GUESTWORDS: Adventures in Sailing

By Laura Kee

   We move swiftly across the glittering water, waves lapping at our boat. Our majestic white sails catch wind and cause us to glide closer to our destination. Wind sweeps across the water, rippling the surface. The summer sun shines its glorious rays on Gardiner’s Bay.
    We go sailing on our 16-foot sailboat, the boat that my grandfather bought when my mother was a child. Now, as my sister and I benefit from these outings, his gift has been passed down three generations. We have gone on many adventures that have led us to harbors, coves, and creeks that we otherwise would not have known. We love the East Hampton area, with so many places to explore.
    We moor our boat in Three Mile Harbor, where our trips begin and end, whether we go near or far. We have sailed all the way around Shelter Island, as well as to Sag Harbor, Greenport, Coecles Harbor, Accabonac Harbor, and many other locations on the eastern end of Long Island.
    Our sailboat, our key to exploration, takes us to wonderful places. Our rolled-up paper map guides us to our destinations and alerts us to dangerous rocks in the water. Shells, sea glass, and rocks line the beaches we visit. We anchor our boat and explore the shore. We love making little aquariums, in which we put minnows and hermit crabs, but we always let them go, back into the water. What a great feeling to arrive at a new place and realize that we’ve sailed there.
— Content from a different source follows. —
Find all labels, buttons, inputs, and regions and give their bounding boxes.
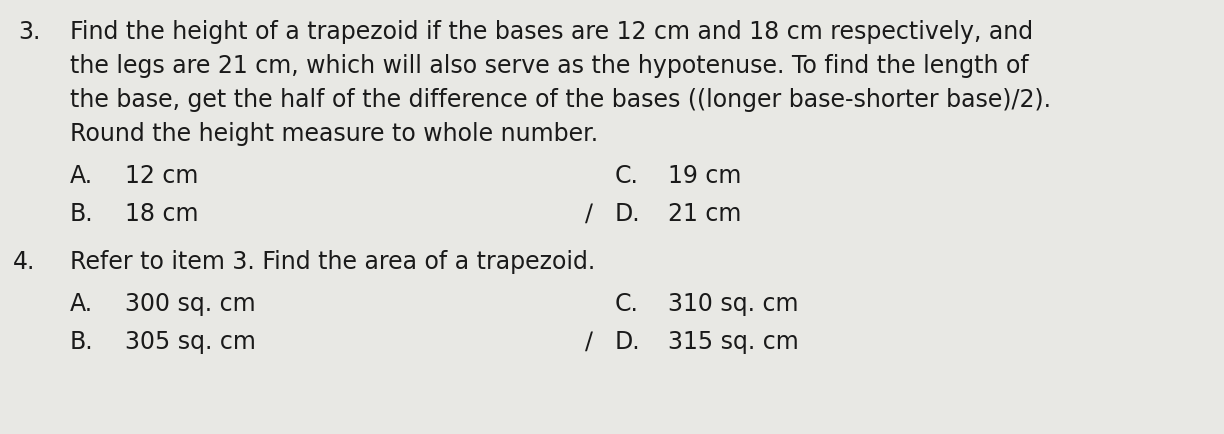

    On hot summer days, my sister and I laugh as we jump off our boat into the cool water together. We attach a small ladder to the side in order to help us get back into the boat safely and quickly. Our life jackets ensure our ability to pop up out of the water right after we jump in. The water refreshes us on a scorching summer day — I feel like I could stay in for so long, but I worry a little that I might get stung by a jellyfish lurking nearby. I lie on my back and float and look up at the gorgeous blue sky above me, and I watch the occasional cloud drift by.
    When it’s low tide, we anchor in shallow water and put our ladder out. We get our mask and snorkel gear and splash into the water. Snorkeling gives you a terrific inside look into what life is like under the sea. Seeing the little crabs scurry away at the sight of you makes you think of what a giant you must seem like to them. Fish often come and go, gracefully gliding by your mask. The grass-like seaweed dances to the rhythm of the waves pushing it.
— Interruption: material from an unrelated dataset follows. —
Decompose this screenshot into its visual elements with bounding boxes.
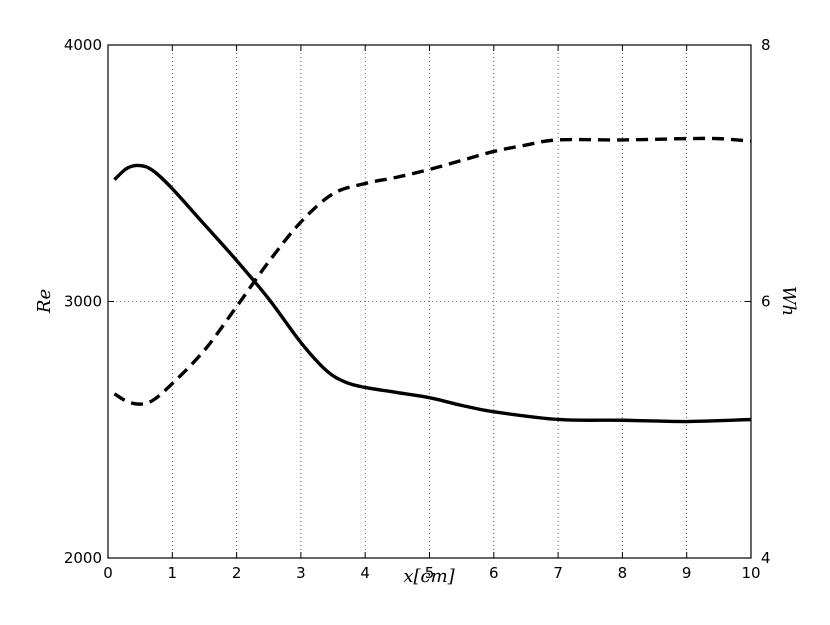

    Exploring underwater life lets me observe nature like I’ve never done before. The water greets me with a cool twinge, but I fight through the cold and realize how amazing it is to snorkel here. A shell sparkles, and I dive down to pick it up. I notice that a sea creature is inside, so I gently place it back on the ocean floor.
    After we snorkel and get back onto our boat, we decide we want to sail to a lighthouse close by. The white structure called Bug Light that sits on stilts ahead of us in the blue water looks like a spider as we get closer to it. No longer an active lighthouse, it still stands guard over Gardiner’s Bay. As the water gets shallower, more shells and rocks begin to appear. We drop in our anchor and walk to shore.
    I get the happy and successful feeling of reaching our faraway destination by boat, yet again. I always find it a thrill to be on land and realize that we took our little boat to get there. With our eyes glued on the sand, searching for sea glass, we make our way to see Bug Light up close. The lighthouse stands tall in the water, with waves washing over the rocks that surround it.
    We have seen dozens of lighthouses through our sailing adventures. Even when we are on land, we love to watch a lighthouse’s beam race through the dark sky and guide other ships to safety. Each one unique, no two lighthouses have the same shape or colors. Symbolic of the willingness of people to help one another through the challenges of Mother Nature, these magnificent structures spread a feeling of awe over my family whenever we see one sending out its guiding light.
    As the sun drops closer to the horizon, we realize that we must return to our mooring. We do not have running lights or GPS on our boat, so we are not allowed to be on the water at night. We leave Bug Light knowing that we’ll still be able to see it in the distance. With our sails raised,we head for home.
    We take down our sails as we approach the red and green buoys marking the entrance of Three Mile Harbor. The wind billows softly at my face while the sun paints an orange and pink sky as it sets. The water reflects the same brilliant sunset image. I think back and realize what a delightful day we’ve had. We’ve done some of our favorite activities: snorkeling, seeing a lighthouse, swimming, and sailing.
    Our sailboat gives me amazing opportunities and has helped teach me how to sail. It continuously opens fantastic doors for me, and for that, I am grateful. I will keep these sailing memories all throughout my life.

    Laura Kee, 15, was a student in Megan Chaskey’s Teen Creative Writing course at the Ross Summer Camp this year. Laura spends summers in East Hampton with her family and lives in Wes­ton, Mass.